Okay, I was able to reproduce the problem. And not only in Audacity! It’s another VST oddity. The processRepalce() function provides the next N input samples and, at the same time, consumes exactly N output samples - where N is dictated by the host application. So I must return N output samples, even when I don’t have anything to return yet. At the beginning of the process, when we need to fill the internal buffer first, the only possible way to workaround this limitation of VST is returning some silence. This unavoidably introduces a certain delay to the audio. Fortunately, starting with version 2.0.6, Audacity will now compensate for the plug-in’s delay nicely.
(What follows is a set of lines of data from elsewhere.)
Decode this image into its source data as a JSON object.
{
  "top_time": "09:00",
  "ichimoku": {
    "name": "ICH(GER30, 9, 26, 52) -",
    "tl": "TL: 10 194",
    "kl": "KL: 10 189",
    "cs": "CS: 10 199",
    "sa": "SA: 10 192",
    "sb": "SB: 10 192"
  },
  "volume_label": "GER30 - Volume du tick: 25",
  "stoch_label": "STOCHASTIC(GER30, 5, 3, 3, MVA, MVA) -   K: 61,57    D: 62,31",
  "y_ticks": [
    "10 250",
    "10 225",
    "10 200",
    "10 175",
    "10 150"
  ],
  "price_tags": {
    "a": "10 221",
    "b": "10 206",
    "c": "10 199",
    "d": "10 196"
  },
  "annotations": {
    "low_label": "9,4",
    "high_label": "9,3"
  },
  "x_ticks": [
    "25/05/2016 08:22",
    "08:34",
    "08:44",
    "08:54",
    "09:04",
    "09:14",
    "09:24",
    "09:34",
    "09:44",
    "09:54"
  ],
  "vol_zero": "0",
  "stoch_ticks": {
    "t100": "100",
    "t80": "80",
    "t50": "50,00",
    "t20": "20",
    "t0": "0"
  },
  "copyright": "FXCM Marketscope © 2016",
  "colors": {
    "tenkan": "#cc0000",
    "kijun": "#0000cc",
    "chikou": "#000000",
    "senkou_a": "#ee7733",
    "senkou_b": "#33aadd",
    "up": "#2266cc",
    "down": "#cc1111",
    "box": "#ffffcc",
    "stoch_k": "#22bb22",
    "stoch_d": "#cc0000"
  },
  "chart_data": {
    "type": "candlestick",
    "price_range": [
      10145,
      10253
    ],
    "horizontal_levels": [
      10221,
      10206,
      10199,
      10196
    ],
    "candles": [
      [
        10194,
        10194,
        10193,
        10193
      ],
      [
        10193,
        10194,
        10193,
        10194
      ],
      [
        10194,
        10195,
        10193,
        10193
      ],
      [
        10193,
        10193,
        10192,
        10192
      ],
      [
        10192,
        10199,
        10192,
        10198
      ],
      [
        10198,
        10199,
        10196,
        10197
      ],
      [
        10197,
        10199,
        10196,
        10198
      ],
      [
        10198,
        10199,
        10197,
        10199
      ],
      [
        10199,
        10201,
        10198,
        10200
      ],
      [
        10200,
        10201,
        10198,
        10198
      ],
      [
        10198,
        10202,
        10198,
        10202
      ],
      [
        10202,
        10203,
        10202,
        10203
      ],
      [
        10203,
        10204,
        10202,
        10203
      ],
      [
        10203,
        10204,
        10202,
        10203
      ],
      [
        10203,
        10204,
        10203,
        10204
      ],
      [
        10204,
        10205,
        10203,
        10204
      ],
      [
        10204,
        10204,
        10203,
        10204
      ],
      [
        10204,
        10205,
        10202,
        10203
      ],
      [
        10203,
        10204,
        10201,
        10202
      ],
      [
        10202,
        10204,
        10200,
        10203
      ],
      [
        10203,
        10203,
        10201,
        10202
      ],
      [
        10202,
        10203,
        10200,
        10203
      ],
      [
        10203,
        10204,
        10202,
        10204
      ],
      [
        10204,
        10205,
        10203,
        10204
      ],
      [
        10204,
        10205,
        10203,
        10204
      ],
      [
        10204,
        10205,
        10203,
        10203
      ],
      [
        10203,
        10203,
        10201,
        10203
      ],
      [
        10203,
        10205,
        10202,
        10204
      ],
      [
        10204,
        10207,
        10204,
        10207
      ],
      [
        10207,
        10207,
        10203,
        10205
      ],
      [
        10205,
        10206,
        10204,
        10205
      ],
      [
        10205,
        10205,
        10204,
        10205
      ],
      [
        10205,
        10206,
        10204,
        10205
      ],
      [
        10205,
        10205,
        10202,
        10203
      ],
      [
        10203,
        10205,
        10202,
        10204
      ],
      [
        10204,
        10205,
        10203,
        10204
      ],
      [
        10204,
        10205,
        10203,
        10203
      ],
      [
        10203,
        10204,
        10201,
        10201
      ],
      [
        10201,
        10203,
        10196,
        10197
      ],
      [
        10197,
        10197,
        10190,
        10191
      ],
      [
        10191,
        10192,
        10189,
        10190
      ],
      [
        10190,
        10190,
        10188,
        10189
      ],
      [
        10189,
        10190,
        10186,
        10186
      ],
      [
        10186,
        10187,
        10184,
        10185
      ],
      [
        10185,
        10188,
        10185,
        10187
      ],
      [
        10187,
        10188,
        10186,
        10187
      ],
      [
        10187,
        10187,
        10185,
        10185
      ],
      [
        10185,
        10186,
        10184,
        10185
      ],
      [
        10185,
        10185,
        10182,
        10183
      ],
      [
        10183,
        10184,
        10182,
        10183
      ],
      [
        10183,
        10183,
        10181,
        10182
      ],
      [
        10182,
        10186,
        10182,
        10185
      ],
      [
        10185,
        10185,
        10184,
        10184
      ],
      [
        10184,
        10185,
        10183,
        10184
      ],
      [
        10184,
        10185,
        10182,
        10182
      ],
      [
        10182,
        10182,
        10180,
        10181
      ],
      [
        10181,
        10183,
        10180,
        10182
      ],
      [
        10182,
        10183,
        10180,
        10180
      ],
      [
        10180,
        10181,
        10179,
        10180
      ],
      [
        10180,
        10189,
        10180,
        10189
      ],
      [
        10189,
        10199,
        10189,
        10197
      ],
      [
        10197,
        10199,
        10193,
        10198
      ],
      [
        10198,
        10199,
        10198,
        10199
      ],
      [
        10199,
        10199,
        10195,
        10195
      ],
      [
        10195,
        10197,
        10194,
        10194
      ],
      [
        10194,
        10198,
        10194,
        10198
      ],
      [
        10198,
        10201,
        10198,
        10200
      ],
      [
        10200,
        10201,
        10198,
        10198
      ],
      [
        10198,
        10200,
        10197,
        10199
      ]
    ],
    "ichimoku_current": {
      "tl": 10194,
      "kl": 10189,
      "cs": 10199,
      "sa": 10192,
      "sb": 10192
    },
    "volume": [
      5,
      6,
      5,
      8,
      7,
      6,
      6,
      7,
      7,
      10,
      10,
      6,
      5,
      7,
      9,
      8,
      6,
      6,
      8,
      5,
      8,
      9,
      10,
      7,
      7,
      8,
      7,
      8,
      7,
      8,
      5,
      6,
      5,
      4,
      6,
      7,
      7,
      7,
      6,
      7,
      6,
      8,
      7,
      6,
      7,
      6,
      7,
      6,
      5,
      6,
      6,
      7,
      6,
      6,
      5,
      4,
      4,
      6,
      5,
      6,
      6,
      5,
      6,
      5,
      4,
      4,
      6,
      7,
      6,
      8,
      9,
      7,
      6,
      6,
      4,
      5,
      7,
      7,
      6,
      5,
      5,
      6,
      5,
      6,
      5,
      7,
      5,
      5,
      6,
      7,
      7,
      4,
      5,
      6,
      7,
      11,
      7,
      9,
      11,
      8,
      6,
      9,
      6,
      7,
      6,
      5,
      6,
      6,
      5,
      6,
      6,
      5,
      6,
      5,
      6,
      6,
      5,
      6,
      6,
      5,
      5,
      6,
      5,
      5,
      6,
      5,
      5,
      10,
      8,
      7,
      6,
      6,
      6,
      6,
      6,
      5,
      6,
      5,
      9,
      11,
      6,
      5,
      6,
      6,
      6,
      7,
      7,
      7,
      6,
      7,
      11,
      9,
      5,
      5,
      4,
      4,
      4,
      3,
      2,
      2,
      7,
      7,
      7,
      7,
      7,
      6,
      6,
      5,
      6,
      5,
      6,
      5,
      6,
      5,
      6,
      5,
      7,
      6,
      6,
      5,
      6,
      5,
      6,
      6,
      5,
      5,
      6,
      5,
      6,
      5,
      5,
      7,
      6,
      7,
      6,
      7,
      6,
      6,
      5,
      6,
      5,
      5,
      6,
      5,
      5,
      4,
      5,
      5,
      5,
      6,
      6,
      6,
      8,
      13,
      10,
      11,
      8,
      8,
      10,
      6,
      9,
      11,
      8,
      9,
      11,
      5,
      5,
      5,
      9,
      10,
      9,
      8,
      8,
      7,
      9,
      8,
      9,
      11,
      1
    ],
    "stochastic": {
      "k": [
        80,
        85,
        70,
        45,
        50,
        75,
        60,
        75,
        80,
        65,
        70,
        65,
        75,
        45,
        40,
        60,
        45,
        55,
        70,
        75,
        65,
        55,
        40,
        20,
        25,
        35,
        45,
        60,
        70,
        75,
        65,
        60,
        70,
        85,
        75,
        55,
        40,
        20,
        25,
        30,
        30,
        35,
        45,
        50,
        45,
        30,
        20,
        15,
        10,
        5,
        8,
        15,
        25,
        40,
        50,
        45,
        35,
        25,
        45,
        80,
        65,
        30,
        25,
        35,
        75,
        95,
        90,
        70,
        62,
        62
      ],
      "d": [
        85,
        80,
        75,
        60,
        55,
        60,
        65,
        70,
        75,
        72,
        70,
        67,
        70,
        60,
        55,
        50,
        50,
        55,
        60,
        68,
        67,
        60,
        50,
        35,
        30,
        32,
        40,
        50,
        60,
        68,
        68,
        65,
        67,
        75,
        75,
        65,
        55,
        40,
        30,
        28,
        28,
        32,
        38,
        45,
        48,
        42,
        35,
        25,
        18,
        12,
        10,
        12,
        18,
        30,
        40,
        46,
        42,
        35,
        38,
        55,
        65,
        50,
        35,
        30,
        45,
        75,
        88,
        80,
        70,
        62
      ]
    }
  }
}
So, at the beginning of the process, the delay cannot be avoided. But the actual problem was that my “core” library sometimes returned slightly less than N samples, even somewhere in the middle of the process! This was never a problem with the command-line program, since the command-line program doesn’t care. It just writes as many samples to the output file as it got from the library. That’s why the issue remained unnoticed until now. But the VST plug-in still needs to return exactly N samples to the host application in every single call. This caused a few silent samples to be insert every now and then. And those “gaps” cause the “nasty clicks” sounds you were hearing.

I have now implemented a workaround and the problem should be gone. Link in first post has been updated!

Can Nyquist plug-in’s make calls to “native” code?

That’s correct.

Nope, there’s no overlap.

Thanks a bunch.

[quote=“Robert J. H.”]
I’m probably going to translate your plug-in into Nyquist code, it allows at least multi-pass. This would be very helpful to correct outlayers.

Can Nyquist plug-in’s make calls to “native” code?

Unfortunately not (yet).
The code will perhaps be 20 times slower.
However, if it works now, there won’t be any effort from my part be requested.
I just thought that your plug-in might be the right thing to adjust the variable levels of my guitar comping.

[quote=“Robert J. H.”]
As far as I can see, the structure is mainly made up from convolving a peak or rms envelope by a Gaussian kernel.

That’s correct.

It’s of course more than that but the part that interests me most–mainly due to the adjustable smoothing with the Gauss.

[quote=“Robert J. H.”]
Do your frames overlap? could this remedy the clicks?

Nope, there’s no overlap.

Ok, the linear interpolation is probably enough, it depends a little bit on where the peaks occur, I guess.